Article Text
Abstract
A study of 300 cancer patients in Hong Kong shows that 92% of patients include themselves in decision-making, while 71% include their family and 65% their doctor. 68 percent of patients who include themselves in decision-making prefer to do so jointly with others; 55% want to join both the doctor and family to form a triad; 13% want decision-making with the family as a dyad and exclude the doctor; only 3% want a decision-making dyad with the doctor without their family. Less than 5% of patients want decision-making by ‘doctor-alone’, ‘patient-doctor’ or ‘doctor-family’ dyads and <1% of patients desire decision-making by ‘family-alone’.

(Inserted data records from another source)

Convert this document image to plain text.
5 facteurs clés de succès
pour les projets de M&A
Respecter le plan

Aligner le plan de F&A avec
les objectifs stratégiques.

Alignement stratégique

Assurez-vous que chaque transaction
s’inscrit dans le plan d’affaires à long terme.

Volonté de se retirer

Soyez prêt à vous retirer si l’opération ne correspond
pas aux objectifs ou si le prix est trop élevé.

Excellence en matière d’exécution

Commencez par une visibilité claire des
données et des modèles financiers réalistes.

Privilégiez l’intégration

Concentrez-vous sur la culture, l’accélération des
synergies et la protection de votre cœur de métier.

In this study, only 25% patients have discussed their post-competent treatment preferences with other people; 93% patients have never heard of AD, and 25% refuse to discuss AD. After explaining AD to patients who are willing to talk about it, patients agree that AD would protect their autonomy in their post-competent treatment choices. Yet, two-third of patients refuse to sign an AD instantly, and prefer to leave oral instructions to specify their post-competent treatment preferences. Among patients who refuse to sign an AD, 42% want their family to make decisions when they become incompetent. It seems that Chinese cancer patients only rely on their family in their post-competent decision-making, but refuse to delegate decision-making to their family when they are still competent. The implications of these findings will be discussed.